This is kind of a no brainer, but it’s something I realized from an incredibly awkward and ridiculous situation that I experienced last week.
Now, on a normal day, none of this would have happened. It only happened because a set of things that don’t usually happen happened all at the same time (isn’t that the way of things?). I woke up late on Friday. Not so late that I was already late for work, but late enough that I needed to hurry in order to arrive on time. So I skipped breakfast. Now, my dermatologist has me taking an antibiotic for acne. I’m supposed to take it with food (the pharmacist says not to take it near dairy, but the dermatologist told me to ignore the pharmacist, so…), and I normally take it right as I’m leaving for work after I’ve had my bowl of cereal. Friday, I skipped breakfast, but didn’t skip my pill. I had a bag of almonds at work which I was planning on munching on as soon as I got to work.
About 15 minutes later, I had arrived at work, clocked in, got myself situated, and was about to sit down to eat my almondy breakfast when my boss walks by, asking me to help her in the store. The lady who was running the store had torn up the lining of her stomach by taking some medicine and was, in general, feeling rather miserable and needed help. I thought that it wouldn’t take very long and I could get back and eat in a few minutes, and I still felt normal, so I didn’t say anything and followed my boss.
I quickly realized that it didn’t matter how long this was going to take, I had already passed the time I needed to eat by. As we were walking up to the store, my stomach started getting queezy and was telling me in no uncertain terms that something was wrong.
So I told myself, and no one else, “This is all your own fault so you’re just going to have to weather through it. If you hadn’t stayed up late last night you wouldn’t have overslept and you would have eaten breakfast and this wouldn’t be happening.” Basically, I felt guilty that I felt bad. Unfortunately, “weathering through it” wasn’t going to be an option that time.
And that’s how, not five minutes from the time I left my desk to help out at the store, I was so dizzy I felt like I was going to pass out and I was throwing up in a trashcan—and the sick person I’d been sent to help was helping me. And all I could think at the time is how absurd it all was.

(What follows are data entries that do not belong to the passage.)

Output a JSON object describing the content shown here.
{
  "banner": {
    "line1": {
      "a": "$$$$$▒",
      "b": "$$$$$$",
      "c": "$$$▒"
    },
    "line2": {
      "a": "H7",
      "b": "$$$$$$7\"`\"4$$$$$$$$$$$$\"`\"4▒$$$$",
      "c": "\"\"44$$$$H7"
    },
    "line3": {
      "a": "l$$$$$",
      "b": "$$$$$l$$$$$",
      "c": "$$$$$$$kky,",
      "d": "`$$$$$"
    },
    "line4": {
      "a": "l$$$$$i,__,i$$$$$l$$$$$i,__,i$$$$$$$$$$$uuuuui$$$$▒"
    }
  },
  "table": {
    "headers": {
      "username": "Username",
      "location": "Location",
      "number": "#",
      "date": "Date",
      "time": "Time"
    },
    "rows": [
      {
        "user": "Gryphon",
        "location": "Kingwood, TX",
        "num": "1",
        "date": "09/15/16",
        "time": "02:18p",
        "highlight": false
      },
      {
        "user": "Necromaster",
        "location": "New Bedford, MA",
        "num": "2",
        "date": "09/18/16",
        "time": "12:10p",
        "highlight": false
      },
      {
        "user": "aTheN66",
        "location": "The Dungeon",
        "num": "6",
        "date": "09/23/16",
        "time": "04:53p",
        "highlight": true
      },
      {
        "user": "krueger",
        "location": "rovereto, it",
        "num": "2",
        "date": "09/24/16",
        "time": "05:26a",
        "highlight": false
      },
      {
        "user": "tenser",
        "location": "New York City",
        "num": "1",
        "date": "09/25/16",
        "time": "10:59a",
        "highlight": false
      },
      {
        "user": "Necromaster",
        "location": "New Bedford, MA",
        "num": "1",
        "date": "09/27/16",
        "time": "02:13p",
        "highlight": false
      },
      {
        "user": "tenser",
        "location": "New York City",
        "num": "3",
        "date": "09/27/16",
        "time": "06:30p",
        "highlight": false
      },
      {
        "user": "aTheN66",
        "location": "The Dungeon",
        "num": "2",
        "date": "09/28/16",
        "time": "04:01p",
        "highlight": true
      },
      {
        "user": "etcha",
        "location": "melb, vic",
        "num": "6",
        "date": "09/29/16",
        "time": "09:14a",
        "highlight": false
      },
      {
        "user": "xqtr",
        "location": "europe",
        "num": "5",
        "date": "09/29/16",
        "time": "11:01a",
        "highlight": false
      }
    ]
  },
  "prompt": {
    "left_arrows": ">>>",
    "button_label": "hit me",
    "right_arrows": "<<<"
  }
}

One of my bosses told me that I should have said something about not having had breakfast before this and that I should never sacrifice myself for the job. Well.. I wasn’t trying to. I legitimately had no idea how I would react to not having breakfast with my antibiotic, nor did I know how fast the reaction would take. I didn’t say anything because I honestly didn’t think it was all that important at the time, and when I realized that it might be important, I felt more guilty for feeling bad than anything else, so I still didn’t say anything.
So introverts get into awkward situations by not saying anything about things that they think aren’t all that important and by still not saying anything because they felt guilty for not saying anything before it became very important.
And now I know exactly what happens if I take my antibiotic on an empty stomach.